«Мы веруем, учим и признаем, что вместе с хлебом и вином вкушаются тело и кровь Христовы не только духовно чрез веру, но и устно, однако не способом капернаумским, а сверхъестественным, небесным при совершении таинства». «Необходимо различать между вкушением устным и естественным. Вкушение устное мы принимаем и защищаем, а вкушение естественное отвергаем… Всякое естественное вкушение есть вкушение устное, но не наоборот, устное вкушение не есть естественное… Поэтому, хотя тот и другой виды вкушения являются одним и тем же актом, и хотя мы одним и тем же органом вкушаем хлеб и тело Христово, вино и кровь Христову, однако, в способе вкушения существует очень большое различие, ибо хлеб и вино мы вкушаем естественным, чувственным образом, а тело и кровь Христовы хотя мы и вкушаем вместе с хлебом и вином, но способом сверхъестественным и нечувственным — способом, которого не может объяснить никто из смертных (а вероятно и из богов)». Буддеус. Какое лицемерие! Теми же устами, которыми христианин жует своего Бога и сосет его кровь, чтобы обеспечить себе свое действительное, т. е. плотское существование, теми же устами и притом в самый священный момент своей религии он отрицает телесное присутствие, телесное вкушение своего Бога. Таким образом он здесь отрицает, что удовлетворяет плоть, тогда как он на самом деле ее удовлетворяет.
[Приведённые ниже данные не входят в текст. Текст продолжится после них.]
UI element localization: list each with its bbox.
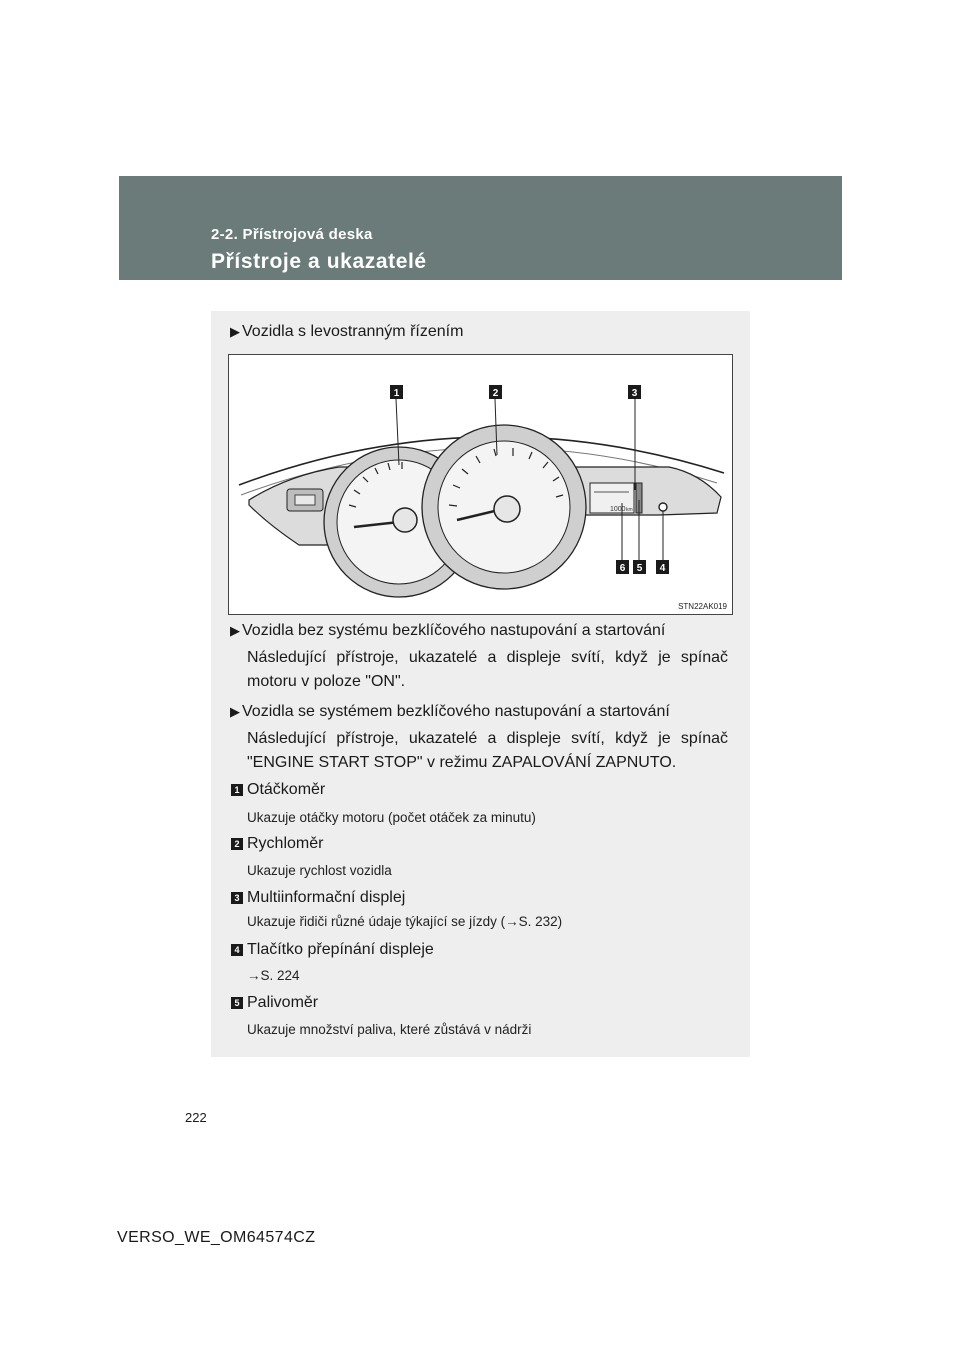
- figure-caption-bullet: [230, 322, 463, 342]
- legend-item: [231, 835, 323, 853]
- item-title: Palivoměr: [247, 994, 319, 1011]
- triangle-bullet-icon: ▶: [230, 324, 240, 339]
- figure-code: STN22AK019: [678, 602, 727, 611]
- legend-item: [231, 781, 325, 799]
- section-label: 2-2. Přístrojová deska: [211, 226, 373, 243]
- item-number-box: 1: [231, 784, 243, 796]
- legend-item: [231, 994, 318, 1012]
- item-description: Ukazuje rychlost vozidla: [247, 863, 392, 878]
- callout-label: 6: [619, 563, 626, 574]
- callout-label: 5: [636, 563, 643, 574]
- item-description: →S. 224: [247, 968, 300, 983]
- item-number-box: 5: [231, 997, 243, 1009]
- page-title: Přístroje a ukazatelé: [211, 250, 427, 273]
- item-number-box: 3: [231, 892, 243, 904]
- callout-label: 2: [492, 388, 499, 399]
- item-title: Multiinformační displej: [247, 889, 406, 906]
- note-text: Následující přístroje, ukazatelé a displeje svítí, když je spínač motoru v poloze "ON".: [247, 649, 728, 690]
- item-description: Ukazuje otáčky motoru (počet otáček za minutu): [247, 810, 536, 825]
- legend-item: [231, 941, 434, 959]
- callout-label: 4: [659, 563, 666, 574]
- triangle-bullet-icon: ▶: [230, 623, 240, 638]
- item-title: Rychloměr: [247, 835, 324, 852]
- display-readout: 1000: [610, 506, 626, 513]
- callout-label: 1: [393, 388, 400, 399]
- note-bullet-text: Vozidla se systémem bezklíčového nastupování a startování: [242, 703, 670, 720]
- legend-item: [231, 889, 405, 907]
- item-description: Ukazuje množství paliva, které zůstává v nádrži: [247, 1022, 532, 1037]
- item-title: Otáčkoměr: [247, 781, 326, 798]
- page-number: 222: [185, 1110, 207, 1125]
- instrument-cluster-illustration: [228, 354, 733, 615]
- note-bullet: [230, 621, 665, 641]
- figure-caption: Vozidla s levostranným řízením: [242, 323, 464, 340]
- triangle-bullet-icon: ▶: [230, 704, 240, 719]
- callout-label: 3: [631, 388, 638, 399]
- item-number-box: 2: [231, 838, 243, 850]
- note-bullet-text: Vozidla bez systému bezklíčového nastupování a startování: [242, 622, 666, 639]
- note-bullet: [230, 702, 670, 722]
- item-title: Tlačítko přepínání displeje: [247, 941, 434, 958]
- item-description: Ukazuje řidiči různé údaje týkající se jízdy (→S. 232): [247, 914, 563, 929]
- display-unit: km: [626, 507, 633, 513]
- item-number-box: 4: [231, 944, 243, 956]
- document-code: VERSO_WE_OM64574CZ: [117, 1229, 316, 1246]
- note-text: Následující přístroje, ukazatelé a displeje svítí, když je spínač "ENGINE START STOP" v režimu ZAPALOVÁNÍ ZAPNUTO.: [247, 730, 728, 771]
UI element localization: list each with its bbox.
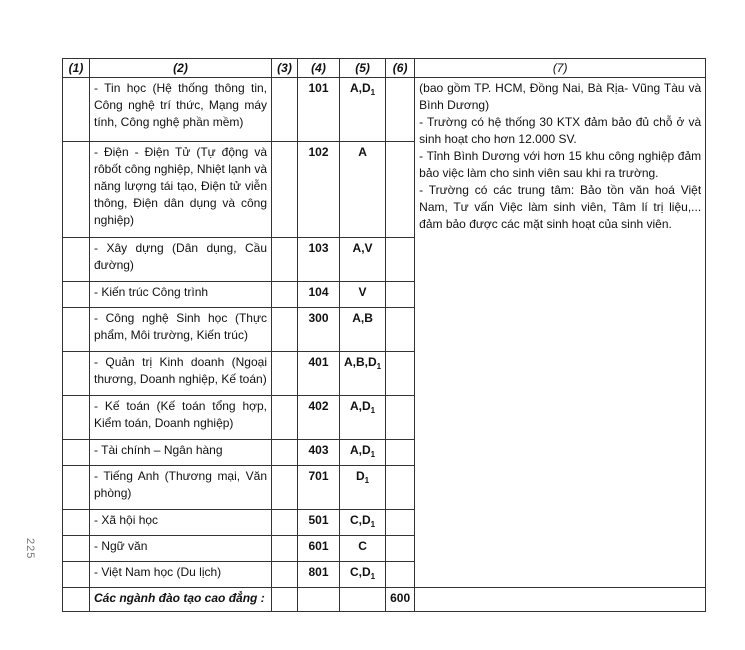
header-col-5: (5) bbox=[340, 59, 386, 78]
row-col-4 bbox=[298, 588, 340, 612]
row-col-1 bbox=[63, 238, 90, 282]
note-item: - Trường có hệ thống 30 KTX đảm bảo đủ chỗ ở và sinh hoạt cho hơn 12.000 SV. bbox=[419, 115, 702, 146]
row-col-6 bbox=[386, 562, 415, 588]
exam-block: $C,D_1$ bbox=[340, 562, 386, 588]
program-name: - Việt Nam học (Du lịch) bbox=[90, 562, 272, 588]
header-col-1: (1) bbox=[63, 59, 90, 78]
row-col-1 bbox=[63, 282, 90, 308]
table-row bbox=[63, 78, 706, 142]
row-col-3 bbox=[272, 396, 298, 440]
row-col-6 bbox=[386, 352, 415, 396]
row-col-3 bbox=[272, 440, 298, 466]
row-col-1 bbox=[63, 396, 90, 440]
row-col-6 bbox=[386, 466, 415, 510]
header-col-7: (7) bbox=[415, 59, 706, 78]
row-col-6 bbox=[386, 440, 415, 466]
exam-block: $A,D_1$ bbox=[340, 440, 386, 466]
program-name: - Kế toán (Kế toán tổng hợp, Kiểm toán, Doanh nghiệp) bbox=[90, 396, 272, 440]
program-code: 403 bbox=[298, 440, 340, 466]
exam-block: A bbox=[340, 142, 386, 238]
row-col-3 bbox=[272, 282, 298, 308]
row-col-6 bbox=[386, 238, 415, 282]
program-code: 102 bbox=[298, 142, 340, 238]
program-code: 103 bbox=[298, 238, 340, 282]
row-col-1 bbox=[63, 536, 90, 562]
quota-total: 600 bbox=[386, 588, 415, 612]
note-item: - Tỉnh Bình Dương với hơn 15 khu công nghiệp đảm bảo việc làm cho sinh viên sau khi ra trường. bbox=[419, 149, 702, 180]
program-name: - Xã hội học bbox=[90, 510, 272, 536]
row-col-3 bbox=[272, 536, 298, 562]
row-col-1 bbox=[63, 352, 90, 396]
program-name: - Tin học (Hệ thống thông tin, Công nghệ trí thức, Mạng máy tính, Công nghệ phần mềm) bbox=[90, 78, 272, 142]
program-name: - Tiếng Anh (Thương mại, Văn phòng) bbox=[90, 466, 272, 510]
notes-cell bbox=[415, 78, 706, 588]
exam-block: $A,B,D_1$ bbox=[340, 352, 386, 396]
exam-block: A,B bbox=[340, 308, 386, 352]
row-col-1 bbox=[63, 510, 90, 536]
section-label: Các ngành đào tạo cao đẳng : bbox=[90, 588, 272, 612]
row-col-3 bbox=[272, 308, 298, 352]
admissions-table bbox=[62, 58, 706, 612]
row-col-3 bbox=[272, 588, 298, 612]
program-code: 300 bbox=[298, 308, 340, 352]
row-col-3 bbox=[272, 238, 298, 282]
row-col-6 bbox=[386, 142, 415, 238]
header-col-3: (3) bbox=[272, 59, 298, 78]
header-col-4: (4) bbox=[298, 59, 340, 78]
note-item: (bao gồm TP. HCM, Đồng Nai, Bà Rịa- Vũng Tàu và Bình Dương) bbox=[419, 81, 702, 112]
page-number: 225 bbox=[24, 538, 36, 560]
row-col-3 bbox=[272, 510, 298, 536]
row-col-5 bbox=[340, 588, 386, 612]
exam-block: $A,D_1$ bbox=[340, 396, 386, 440]
row-col-1 bbox=[63, 440, 90, 466]
row-col-1 bbox=[63, 308, 90, 352]
row-col-3 bbox=[272, 352, 298, 396]
row-col-6 bbox=[386, 282, 415, 308]
program-code: 601 bbox=[298, 536, 340, 562]
row-col-6 bbox=[386, 78, 415, 142]
program-name: - Quản trị Kinh doanh (Ngoại thương, Doanh nghiệp, Kế toán) bbox=[90, 352, 272, 396]
program-code: 701 bbox=[298, 466, 340, 510]
program-code: 401 bbox=[298, 352, 340, 396]
note-item: - Trường có các trung tâm: Bảo tồn văn hoá Việt Nam, Tư vấn Việc làm sinh viên, Tâm lí trị liệu,... đảm bảo được các mặt sinh hoạt của sinh viên. bbox=[419, 183, 702, 231]
header-row bbox=[63, 59, 706, 78]
row-col-1 bbox=[63, 562, 90, 588]
program-name: - Điện - Điện Tử (Tự động và rôbốt công nghiệp, Nhiệt lạnh và năng lượng tái tạo, Điện tử viễn thông, Điện dân dụng và công nghiệp) bbox=[90, 142, 272, 238]
header-col-6: (6) bbox=[386, 59, 415, 78]
exam-block: $A,D_1$ bbox=[340, 78, 386, 142]
row-col-6 bbox=[386, 396, 415, 440]
exam-block: $C,D_1$ bbox=[340, 510, 386, 536]
row-col-3 bbox=[272, 466, 298, 510]
row-col-1 bbox=[63, 142, 90, 238]
exam-block: V bbox=[340, 282, 386, 308]
row-col-6 bbox=[386, 308, 415, 352]
row-col-1 bbox=[63, 588, 90, 612]
row-col-6 bbox=[386, 536, 415, 562]
row-col-3 bbox=[272, 78, 298, 142]
program-name: - Ngữ văn bbox=[90, 536, 272, 562]
footer-row bbox=[63, 588, 706, 612]
exam-block: $D_1$ bbox=[340, 466, 386, 510]
program-code: 104 bbox=[298, 282, 340, 308]
program-code: 402 bbox=[298, 396, 340, 440]
program-name: - Xây dựng (Dân dụng, Cầu đường) bbox=[90, 238, 272, 282]
row-col-7 bbox=[415, 588, 706, 612]
exam-block: A,V bbox=[340, 238, 386, 282]
header-col-2: (2) bbox=[90, 59, 272, 78]
row-col-3 bbox=[272, 562, 298, 588]
program-name: - Tài chính – Ngân hàng bbox=[90, 440, 272, 466]
program-code: 501 bbox=[298, 510, 340, 536]
program-code: 101 bbox=[298, 78, 340, 142]
row-col-1 bbox=[63, 466, 90, 510]
program-name: - Kiến trúc Công trình bbox=[90, 282, 272, 308]
row-col-3 bbox=[272, 142, 298, 238]
exam-block: C bbox=[340, 536, 386, 562]
program-name: - Công nghệ Sinh học (Thực phẩm, Môi trường, Kiến trúc) bbox=[90, 308, 272, 352]
row-col-1 bbox=[63, 78, 90, 142]
row-col-6 bbox=[386, 510, 415, 536]
program-code: 801 bbox=[298, 562, 340, 588]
Догматика и мораль, вера и любовь противоречат себе в христианстве.
Бог, как объект веры, есть сам по себе мистическое понятие человеческого рода — общий отец людей — и любовь к Богу есть также мистическая любовь к человеку. Но Бог есть не только всеобщее, но также и особое, личное, отличаемое от любви существо. Там же, где сущность отделяется от любви, возникает произвол. Любовь действует из необходимости, а личность-по произволу. Личность удостоверяет себя, как личность, только произволом; личность властолюбива и честолюбива; она хочет лишь проявить себя. Поэтому высшее прославление Бога, как личного существа, есть прославление его, как существа неограниченного и действующего всегда по произволу. Личность, как таковая, относится безразлично ко всем субстанциальным определениям; внутренняя необходимость, давление на нее ее сущности кажется ей принуждением. Здесь имеем мы тайну христианской любви. Любовь Бога, как предикат личного существа, приобретает здесь значение милости: Бог есть милосердный владыка, тогда как у евреев он был грозным владыкой. Милосердие есть любовь по произволу — любовь, которая действует не из внутренней потребности существа; напротив, что она делает, она могла бы и не делать, и даже по желанию могла бы проклясть предмет своей любви, — следовательно, милосердие есть любовь, ни на чем не основанная, не исходящая из самого существа, руководящаяся произволом, абсолютно субъективная и исключительно личная. «Кто противостанет воле Его? Кого хочет, милует; а кого хочет, ожесточает. Рим. 9, 18… Царь делает, что он хочет.
Такова и воля Божия. Со всеми нами и всеми творениями он имеет полное право и власть делать, что он хочет.